Cloudflare inundates website with tracking pixels

I am seeing a problem where Cloudflare inundates my website with tracking pixels. How do I stop this?

My website makes calls of a certain URL format, which are used to communicate with my app. These calls do not need to reach the server so I am using Cloudflare to block them (firewall). That’s fine. However, every time a call is blocked, Cloudflare fills the webpage with tracking pixels. That’s not OK, obviously, as it makes my website look really spammy.

I made a simple test to show that this is caused by Cloudflare’s blocking calls:

  • I made a firewall rule blocking any request with /blocked_by_cloudflare/
  • I made a two versions of a very basic webpage, one that makes a call to the blocked URL (in an iframe) and one that doesn’t. They only differ in the one line.
<!DOCTYPE html>
<html>
<head>
      <meta name="viewport" content="width=device-width, initial-scale=1.0"/>
</head>
<body>
    <iframe style = "display:none" src = "{{domain}}/blocked_by_cloudflare/"></iframe>
    <div>
        hello there 
    </div>
</body>
</html>

The version without the blocked call makes no extra requests. The other one makes about 20 requests.

This is the format of some of them:

https://fastly.jsdelivr.net/gh/jimaek/[email protected]/r20.gif?r=21911862
https://vdms-ssl.cedexis-test.com/img/16999/r20-100KB.png?r=6985092
https://stackpath-map3.cedexis-test.com/img/r20.gif?r=92343292

I also tried calling just /blocked_by_cloudflare/ directly in my browser. That one also makes the requests for tracking pixels.

Screenshot from page making iframe blocked request:

Screenshot from direct browser request:

I know @michael replied to this earlier, but you deleted your post which trashed his reply as well.

I accidentally deleted the previous question. @michael answered, “That is Cedexis Radar, which you must have added to your website,” but that is not the case. This question includes the test showing that the tracking is only there when a call is made to the cloudflare-blocked URL.

Those requests are part of Cedexis Radar, a CDN measurement tool. I have not seen it in relation to Cloudflare previously. Can you share the URL and somebody will take a look?

I just created a firewall rule to try and replicate, and the firewall error page is a nearly empty file of type text/plain, so any embedded JS will not execute, and the Radar tag is a JS tag.

Sent link in private chat. I also noticed that I get the tracking in Chrome and Edge, but not in Firefox. I disabled all extensions in Edge before trying.

I don’t see them because the tests do not fire in certain Browsers, and the 403 is different when requested by cURL!

You are correct, the error pages contain a customised version of Cedexis loaded by https://api.radar.cloudflare.com/beacon.js.

Are you seeing the images display in your app? While some are pixels, several are much larger, but none should be visible.

The images don’t appear on the page, but the requests show if someone looks in DevTools, and makes the site look spammy. The blocked calls are for communicating between the app webview and native code, but also get called on the regular website.

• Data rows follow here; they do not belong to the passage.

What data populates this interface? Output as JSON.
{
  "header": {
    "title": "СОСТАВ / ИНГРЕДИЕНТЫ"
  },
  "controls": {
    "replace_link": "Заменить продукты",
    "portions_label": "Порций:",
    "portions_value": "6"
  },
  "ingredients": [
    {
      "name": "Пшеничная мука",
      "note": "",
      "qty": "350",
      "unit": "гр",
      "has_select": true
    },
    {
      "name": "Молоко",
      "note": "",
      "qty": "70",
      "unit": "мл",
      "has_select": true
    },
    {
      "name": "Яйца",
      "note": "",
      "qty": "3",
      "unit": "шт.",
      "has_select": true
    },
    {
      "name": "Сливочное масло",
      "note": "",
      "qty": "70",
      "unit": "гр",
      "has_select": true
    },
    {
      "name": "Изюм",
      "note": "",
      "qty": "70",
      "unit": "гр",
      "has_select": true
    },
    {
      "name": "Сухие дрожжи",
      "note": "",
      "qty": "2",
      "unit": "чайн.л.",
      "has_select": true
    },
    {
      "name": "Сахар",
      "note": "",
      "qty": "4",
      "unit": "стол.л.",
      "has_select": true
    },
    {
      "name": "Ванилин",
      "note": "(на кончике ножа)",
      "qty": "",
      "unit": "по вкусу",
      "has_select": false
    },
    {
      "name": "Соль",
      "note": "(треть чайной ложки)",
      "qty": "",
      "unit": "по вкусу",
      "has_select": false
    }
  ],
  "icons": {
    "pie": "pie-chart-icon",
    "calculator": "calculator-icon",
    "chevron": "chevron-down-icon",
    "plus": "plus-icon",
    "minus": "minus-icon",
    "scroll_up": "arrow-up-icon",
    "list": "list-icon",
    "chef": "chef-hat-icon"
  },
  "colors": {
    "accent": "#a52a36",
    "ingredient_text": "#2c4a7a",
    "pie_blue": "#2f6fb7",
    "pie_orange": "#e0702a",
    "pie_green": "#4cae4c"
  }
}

There are other ways of communicating and I suppose I will need to switch, but it would be nice if a call to a blocked Cloudflare call didn’t result in all these extra calls.

A URL that returns a 204 response code would be very efficient. Just use a transform rule to strip all query parameters and set a long cache-control max-age.

I opened a ticket last night, and will update here when I get a response. As it’s the weekend it may be a few days. 2253299

2 Likes

We’re not adding tracking pixels. As part of the Internet measurement project detailed in this blog post (https://blog.cloudflare.com/benchmarking-edge-network-performance/) we are using those URLs to measure the performance of networks around the world to a variety of CDNs. We are doing that exclusively from Cloudflare error pages and using the performance information to optimize our network performance. Once again this is not for tracking.

6 Likes

Thanks for your response. It would be nice if there was a way for me to choose that my website shouldn’t include these extra URLs.